The Connection (TCP/IP): When you send a request in Burp Suite, the tool connects to the Target IP you configured (e.g., 192.168.1.5). This is the address on the “envelope.” The packet arrives successfully because the IP is correct.
The Content (HTTP): Once the server opens the envelope, it reads the Host header inside.
When the server receives a request for Host: evil.com, it checks its internal list of websites.
It does not find evil.com in its config.
Fallback Behavior: Most servers are configured to serve a “Default Website” when they receive an unknown Host header.
The Result: The server serves the victim application, but the application code still sees (and trusts) your malicious Host: evil.com header.
The vulnerability typically exists due to one of three failures:
The most common cause is a lack of a whitelist. The server accepts any Host header provided by the client, even if it belongs to an attacker (evil.com).
Modern web stacks are complex. A Frontend (Reverse Proxy) and a Backend (App Server) often look at the request differently:
Frontend: Might route traffic based on the IP or the first Host header.
Backend: Might generate content based on the second Host header or the X-Forwarded-Host header.
Many frameworks (like PHP or Django) offer built-in variables (e.g., $_SERVER['HTTP_HOST']) to help developers build absolute URLs. These variables pull data directly from the untrusted request header.
The Host header is dangerous when used in these specific contexts:
| Component | Dangerous Behavior | Impact |
|---|---|---|
| Email Service | Generates password reset links using the header. | Account Takeover |
| Caching System | Uses the header as part of the “Cache Key”. | Cache Poisoning |
| Reverse Proxy | Uses the header to determine internal routing. | SSRF |
| Access Control | Trusts localhost headers implicitly. |
Auth Bypass |
We don’t just “change the header.” We use specific techniques to trick parsers and bypass filters.
Simply replacing the domain.
Host: attacker.com
Goal: See if the response reflects this domain (e.g., in a <link> tag or email).
Some validators check the domain but ignore the port.
Host: vulnerable-website.com:bad-stuff-here
Goal: Bypass validation or corrupt internal logging.
Sending two conflicting headers.
Host: vulnerable.com
Host: attacker.com
Goal: Trick the frontend into routing safely with the first header, while the backend processes the second malicious one.

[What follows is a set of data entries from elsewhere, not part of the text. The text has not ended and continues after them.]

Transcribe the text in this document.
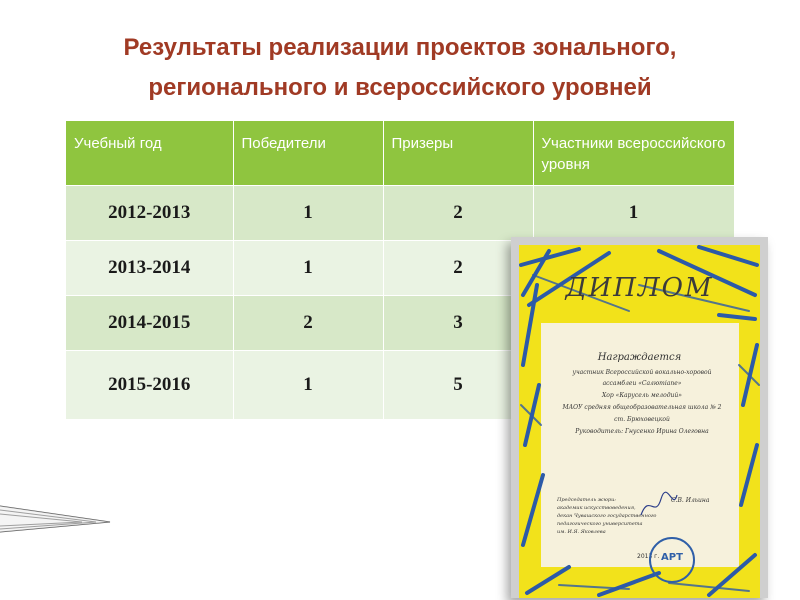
Результаты реализации проектов зонального,
регионального и всероссийского уровней
Учебный год	Победители	Призеры	Участники всероссийского уровня
2012-2013	1	2	1
2013-2014	1	2	
2014-2015	2	3	
2015-2016	1	5	
ДИПЛОМ
Награждается
участник Всероссийской вокально-хоровой
ассамблеи «Салютiane»
Хор «Карусель мелодий»
МАОУ средняя общеобразовательная школа № 2
ст. Брюховецкой
Руководитель: Гнусенко Ирина Олеговна
Председатель жюри:
академик искусствоведения,
декан Чувашского государственного
педагогического университета
им. И.Я. Яковлева
С.В. Ильина
2013 г. АРТ
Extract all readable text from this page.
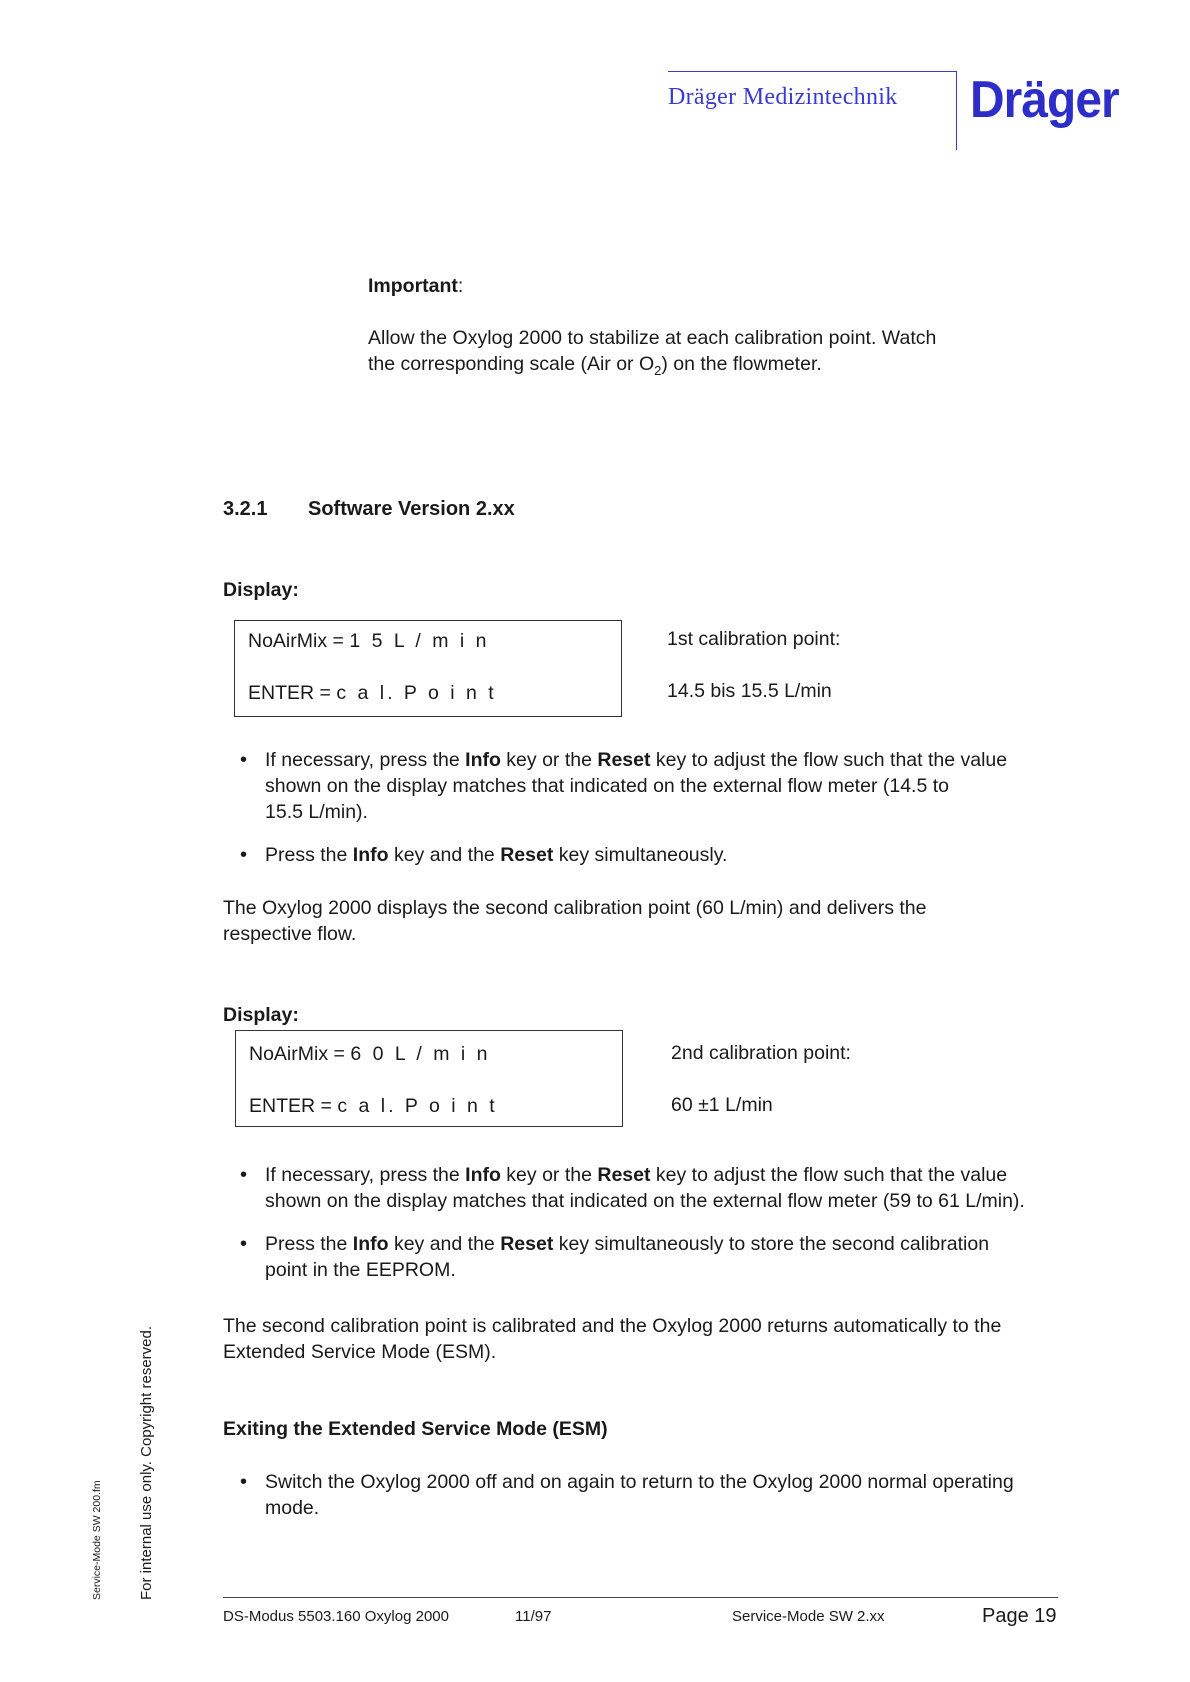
Dräger Medizintechnik Dräger
Important:
Allow the Oxylog 2000 to stabilize at each calibration point. Watch
the corresponding scale (Air or $O_2$) on the flowmeter.
3.2.1 Software Version 2.xx
Display:
NoAirMix = 1 5 L / m i n
ENTER = c a l. P o i n t
1st calibration point:
14.5 bis 15.5 L/min
• If necessary, press the Info key or the Reset key to adjust the flow such that the value
shown on the display matches that indicated on the external flow meter (14.5 to
15.5 L/min).
• Press the Info key and the Reset key simultaneously.
The Oxylog 2000 displays the second calibration point (60 L/min) and delivers the
respective flow.
Display:
NoAirMix = 6 0 L / m i n
ENTER = c a l. P o i n t
2nd calibration point:
60 ±1 L/min
• If necessary, press the Info key or the Reset key to adjust the flow such that the value
shown on the display matches that indicated on the external flow meter (59 to 61 L/min).
• Press the Info key and the Reset key simultaneously to store the second calibration
point in the EEPROM.
The second calibration point is calibrated and the Oxylog 2000 returns automatically to the
Extended Service Mode (ESM).
Exiting the Extended Service Mode (ESM)
• Switch the Oxylog 2000 off and on again to return to the Oxylog 2000 normal operating
mode.
DS-Modus 5503.160 Oxylog 2000	11/97	Service-Mode SW 2.xx	Page 19
For internal use only. Copyright reserved.
Service-Mode SW 200.fm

Supplying the absolute URL in the request line.
GET [https://vulnerable.com/](https://vulnerable.com/) HTTP/1.1
Host: attacker.com
Goal: Exploit parsing discrepancies where the server trusts the Request Line for security but the Host Header for logic.
If the main Host header is locked down, inject headers used by proxies.
Concept: Servers host multiple sites on one IP (Virtual Hosting).
Flaw: Components blindly trust the Host header to generate links or route traffic.
Attack: We send requests to the valid IP but with a malicious Host header. The server processes our request using the malicious data.